Operational definitions

Noncommunicable diseases is a disease that has a prolonged course, that does not resolve spontaneously, and for which a complete cure is rarely achieved.

A cigarette smoker was a person who smoked cigarettes daily whatever the number of cigarettes.

An alcohol drinker was a person who drinks (beer, local beer or areke, tella, or tej) every day or every other day.

A chat chewer was a person who chewing chats at least once within a week.

Overweight and obesity was defined as BMI ≥25kg/m² and >30kg/ m² respectively.

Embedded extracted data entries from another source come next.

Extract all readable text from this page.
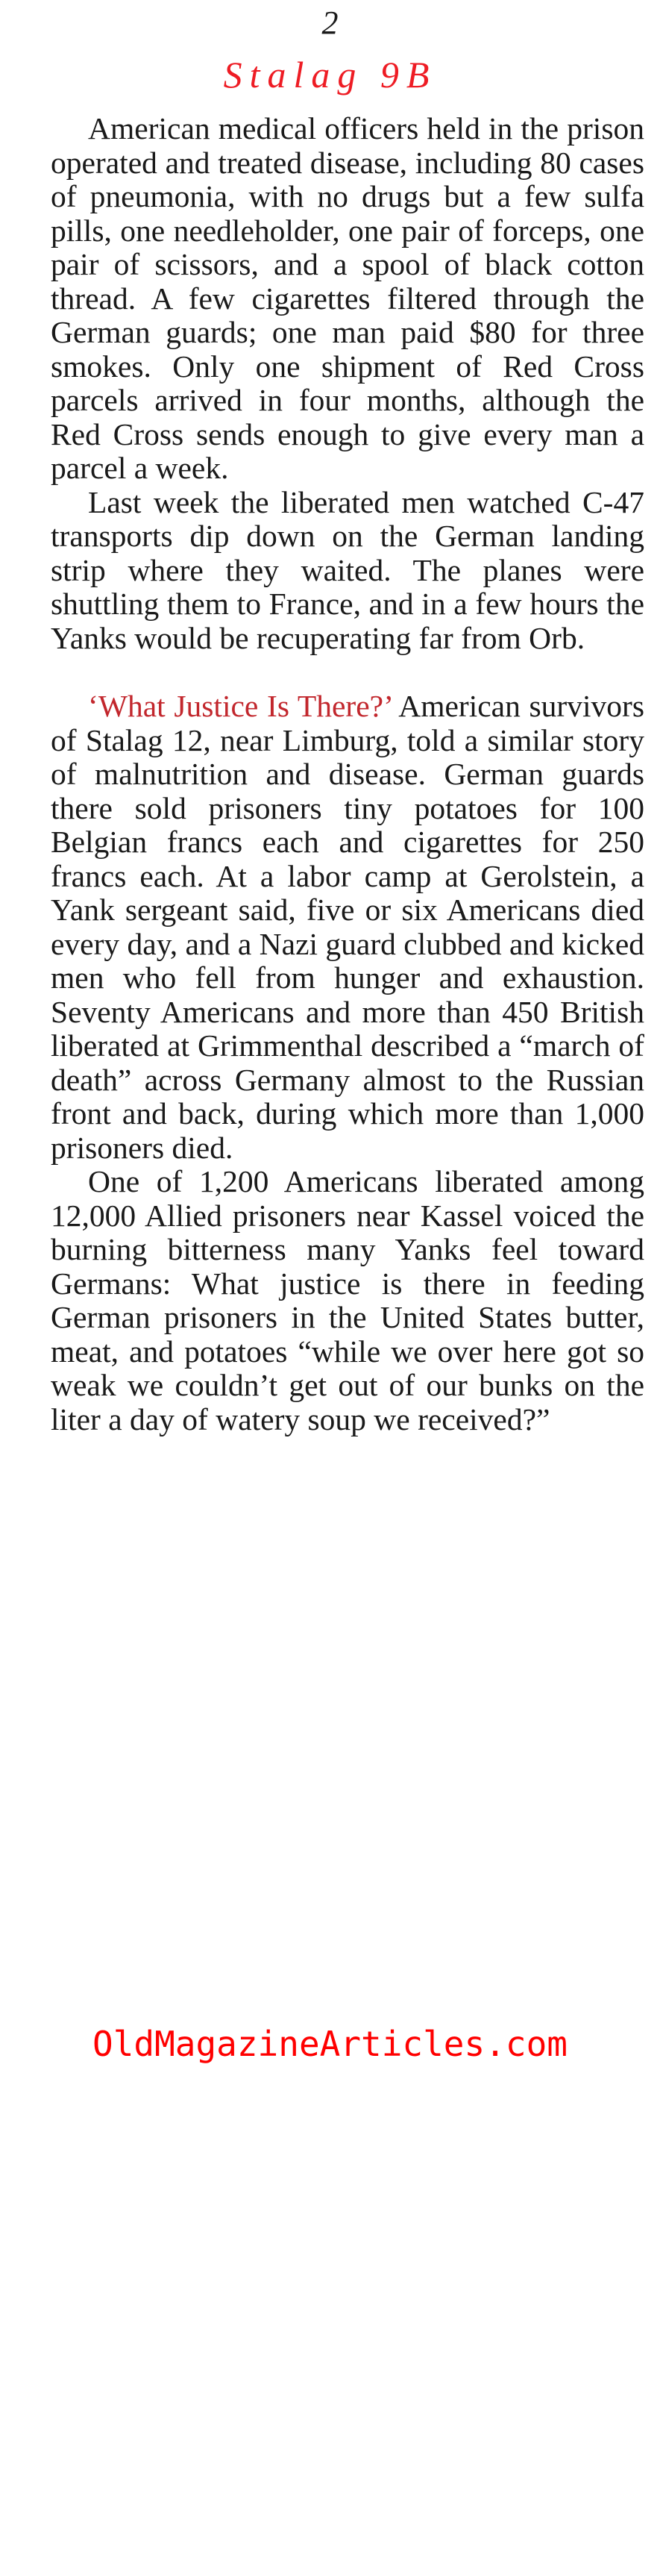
2
Stalag 9B

American medical officers held in the prison operated and treated disease, including 80 cases of pneumonia, with no drugs but a few sulfa pills, one needleholder, one pair of forceps, one pair of scissors, and a spool of black cotton thread. A few cigarettes filtered through the German guards; one man paid $80 for three smokes. Only one shipment of Red Cross parcels arrived in four months, although the Red Cross sends enough to give every man a parcel a week.

Last week the liberated men watched C-47 transports dip down on the German landing strip where they waited. The planes were shuttling them to France, and in a few hours the Yanks would be recuperating far from Orb.

‘What Justice Is There?’ American survivors of Stalag 12, near Limburg, told a similar story of malnutrition and disease. German guards there sold prisoners tiny potatoes for 100 Belgian francs each and cigarettes for 250 francs each. At a labor camp at Gerolstein, a Yank sergeant said, five or six Americans died every day, and a Nazi guard clubbed and kicked men who fell from hunger and exhaustion. Seventy Americans and more than 450 British liberated at Grimmenthal described a “march of death” across Germany almost to the Russian front and back, during which more than 1,000 prisoners died.

One of 1,200 Americans liberated among 12,000 Allied prisoners near Kassel voiced the burning bitterness many Yanks feel toward Germans: What justice is there in feeding German prisoners in the United States butter, meat, and potatoes “while we over here got so weak we couldn’t get out of our bunks on the liter a day of watery soup we received?”

OldMagazineArticles.com
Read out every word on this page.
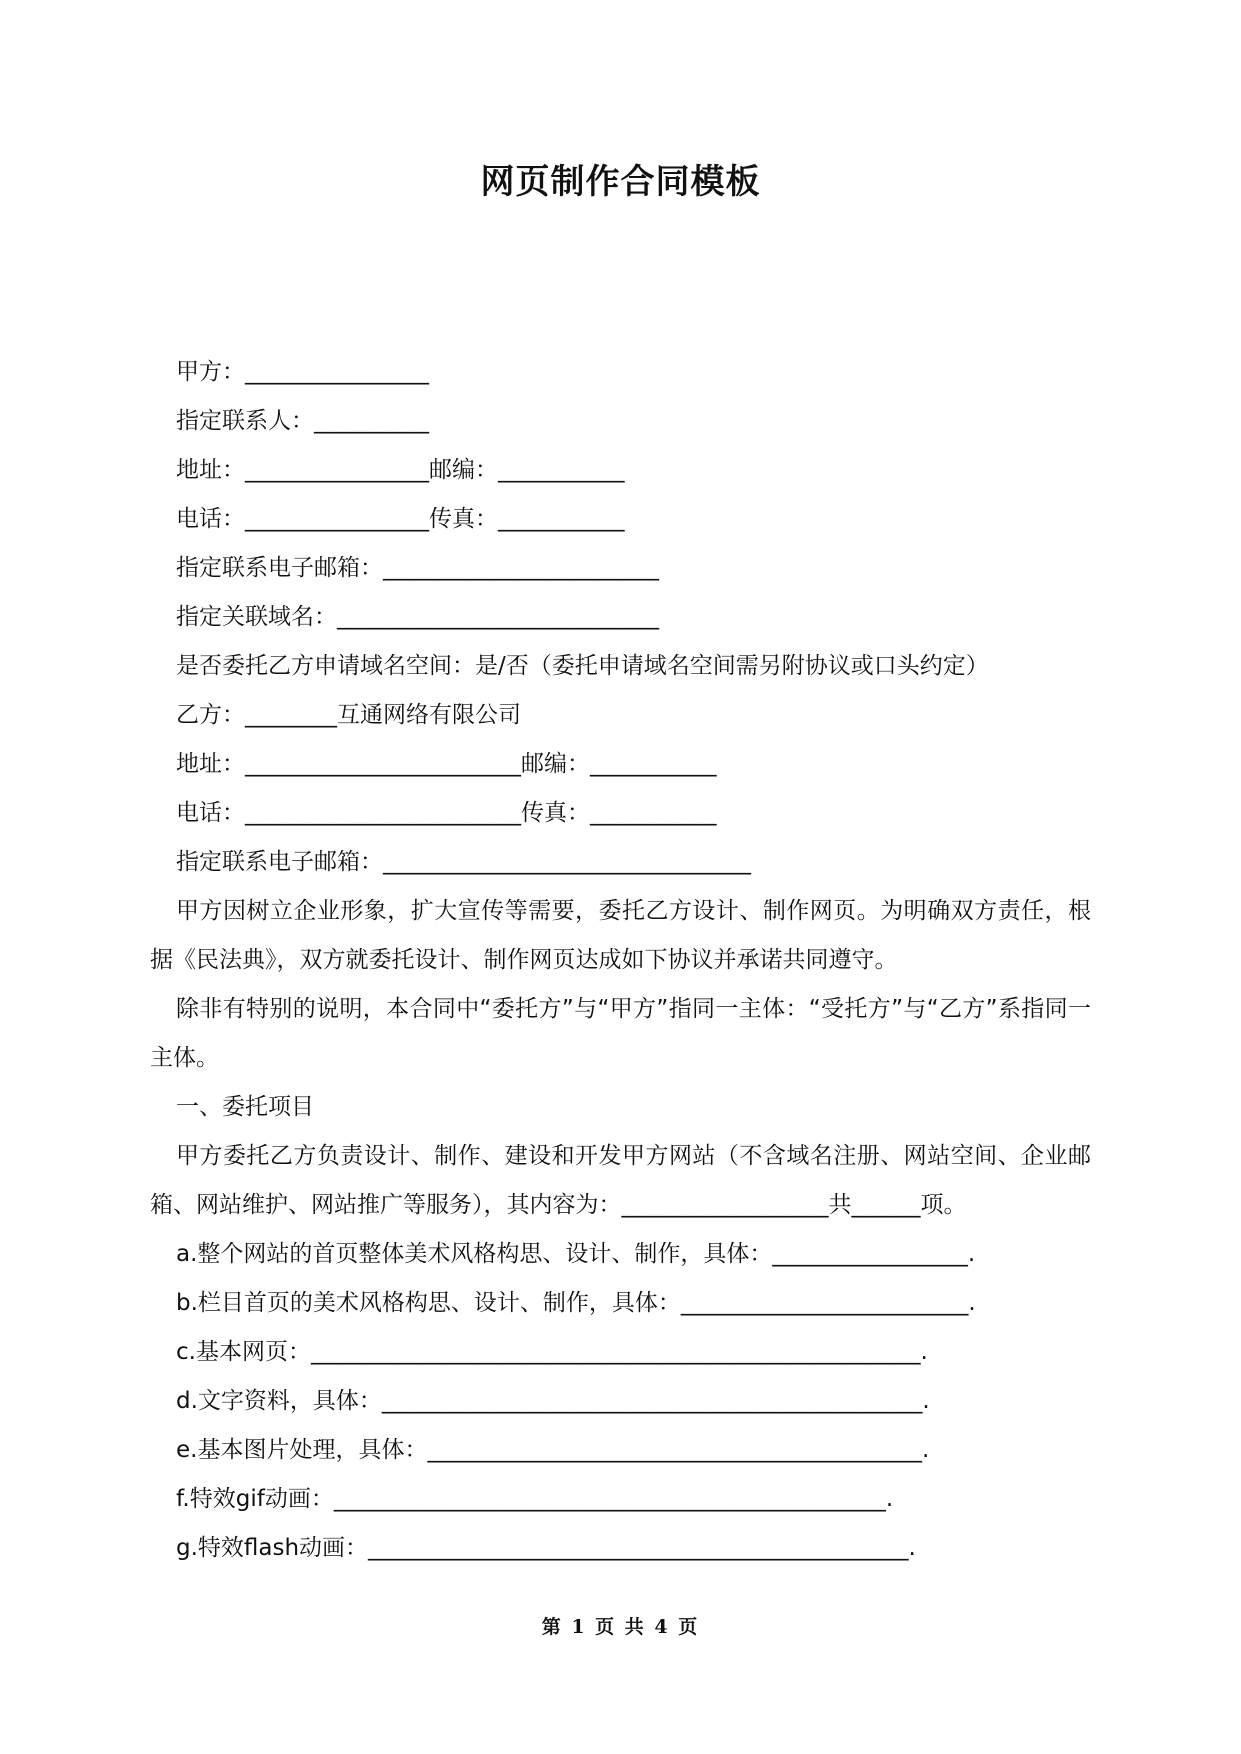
网页制作合同模板
甲方：________________
指定联系人：__________
地址：________________邮编：___________
电话：________________传真：___________
指定联系电子邮箱：________________________
指定关联域名：____________________________
是否委托乙方申请域名空间：是/否（委托申请域名空间需另附协议或口头约定）
乙方：________互通网络有限公司
地址：________________________邮编：___________
电话：________________________传真：___________
指定联系电子邮箱：________________________________
甲方因树立企业形象，扩大宣传等需要，委托乙方设计、制作网页。为明确双方责任，根据《民法典》，双方就委托设计、制作网页达成如下协议并承诺共同遵守。
除非有特别的说明，本合同中“委托方”与“甲方”指同一主体：“受托方”与“乙方”系指同一主体。
一、委托项目
甲方委托乙方负责设计、制作、建设和开发甲方网站（不含域名注册、网站空间、企业邮箱、网站维护、网站推广等服务），其内容为：__________________共______项。
a.整个网站的首页整体美术风格构思、设计、制作，具体：_________________.
b.栏目首页的美术风格构思、设计、制作，具体：_________________________.
c.基本网页：_____________________________________________________.
d.文字资料，具体：_______________________________________________.
e.基本图片处理，具体：___________________________________________.
f.特效gif动画：________________________________________________.
g.特效flash动画：_______________________________________________.
第 1 页 共 4 页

Physical activity was vigorous and moderate activities during work, leisure time and during transport, and the time spent in weekly and daily on these activities.

Results

Socio-demographic characteristics of the patient

The study population consisted of 422 patients with 230 (54.5%) males and 195 (45.5%) females. Majority of the participants were dwell in rural area 250 (59.2%) and 143 (41.0%) were age between 35-49 years. Above half 250 (59.2%) of respondents were had earn ≤500 ETB monthly income. Regarding marital status 249 (59.0%) were married and majority 173 (41.0%) of patients were uneducated. The prevalence of non-communicable disease in medical ward was 288 (68.2%) (Table 1).